Minimally invasive procedures to implant AAA grafts are saving lives and dramatically reducing recovery times for patients versus invasive surgery graft options. Patients who have grafts are followed up with on a regular basis using non-invasive procedures to track aneurysm progress. These patients may undergo fluoroscopic or CT (x-ray based) procedures, ultrasound procedures and/or MRI procedures. If a patient with an Elgiloy attachment system undergoes a fluoroscopic procedure, the system shows up visibly under the x-ray, with added visibility and twist indication given by Pt markers that run along the graft length. If the same patient undergoes an MRI procedure, the current Elgiloy components will yield “black hole” or signal loss artifacts around these components while the Pt markers will generate much smaller artifacts. In addition, aspects of the delivery system currently manufactured from less-friendly MRI alloys, such as stainless steel, would also exhibit—ray imaging would allow both interventions and follow-up with different imaging modalities to take place without sacrificing the information that may be obtained from those procedures. This material could be used for the delivery system, the graft attachment system (frame and/or hooks), a graft support system (internal stent or sewn-in stent) and/or the graft twist markers.

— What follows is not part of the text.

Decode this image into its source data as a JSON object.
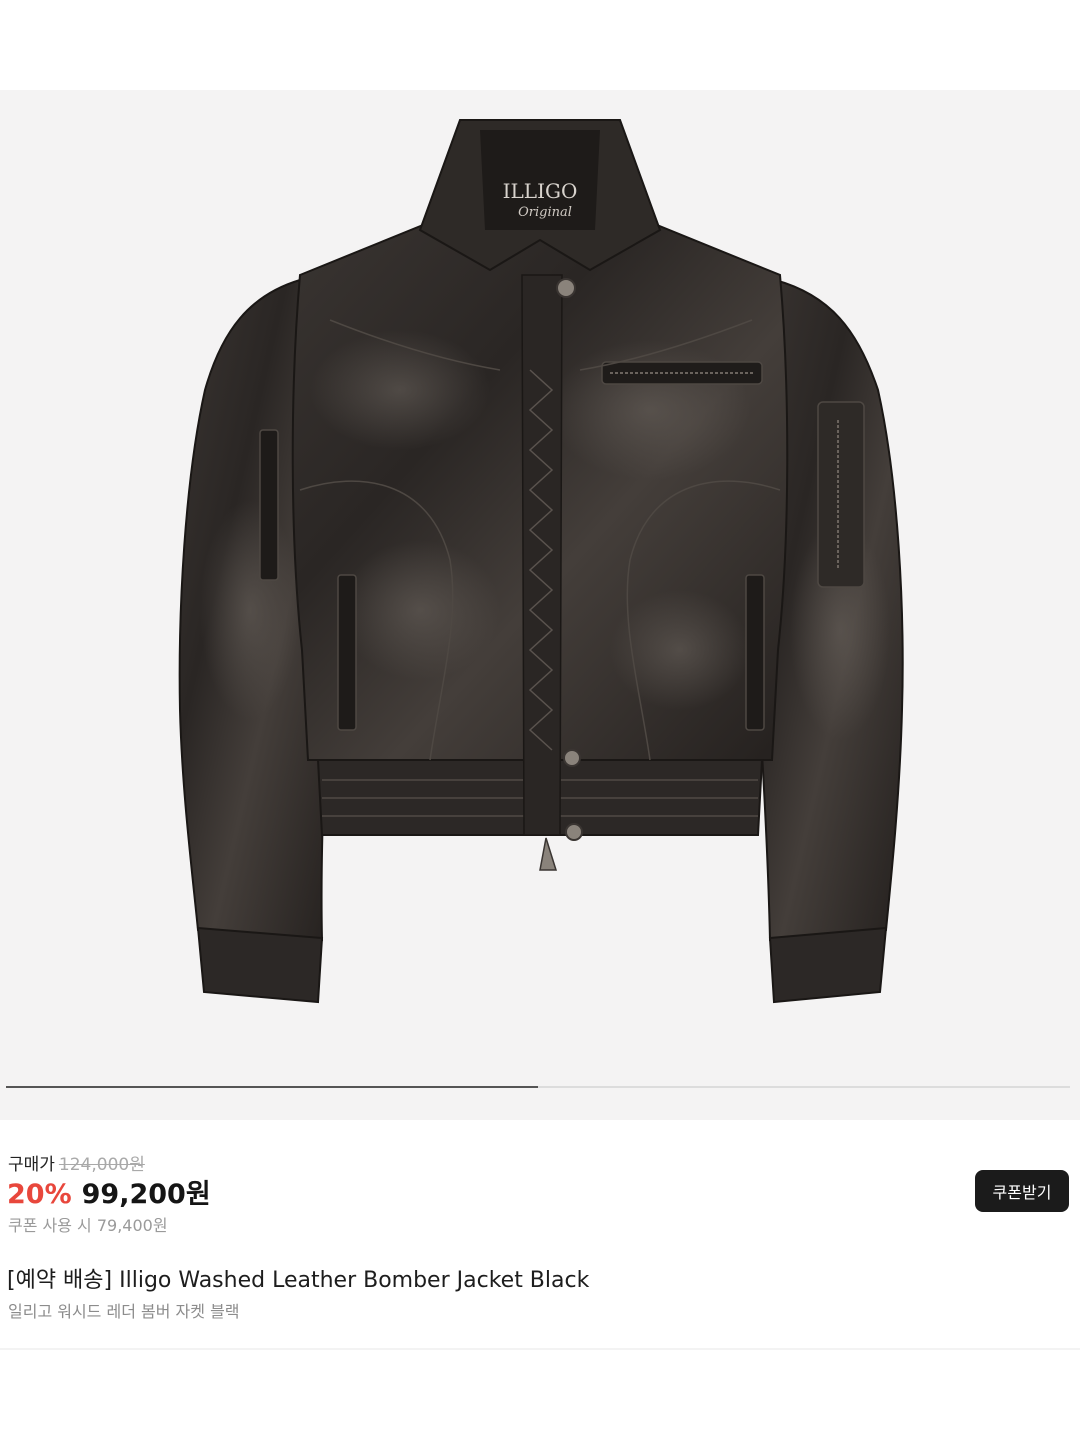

As described above, the alloy of the present invention is particularly suitable for use with stents, and it is equally suitable for use with AAA grafts. Thus, the disclosure set forth for the stent example, applies equally to those portions of the AAA graft made from a metallic alloy (attachment system, frame, hooks, and markers).
Use of anastomosis devices, specifically clips, are gaining in popularity as a surgical device for use in heart bypass operations. Typical vein grafts from such operations last approximately ten years. Increasingly, patients with bypass grafts are undergoing diagnostic procedures for angina and other cardiac related issues. These patients may undergo fluoroscopic procedures and/or they may undergo MRI procedures. If a patient with a 316L stainless steel clip undergoes a fluoroscopic procedure, the clip will show up visibly under the x-ray. If the same patient undergoes an MRI procedure, the clip will generate a “black hole” imaging artifact around the metal contained in the implant. Utilizing a biocompatible, MRI compatible material that also has adequate radiopacity under fluoroscopy would allow follow-up under differing procedures to take place without sacrificing the information that may be obtained from those procedures.
Some examples of anastomosis clips can be found in, by way of example, U.S. Pat. No. 6,206,913 (Yencho); U.S. Pat. No. 6,113,612 (Swanson); U.S. Publication No. 2002/0022853A1 (Swanson); U.S. Publication No. 2002/0013591A1 (Fleischman); U.S. Publication No. 2001/0047180 A1 (Grundem), which are incorporated herein by reference in their entirety.
While only the presently preferred embodiments have been described in detail, as will be apparent to those skilled in the art, modifications and improvements may be made to the alloy disclosed herein without departing from the scope of the invention. Accordingly, it is not intended that the invention be limited, except as by the appended claims.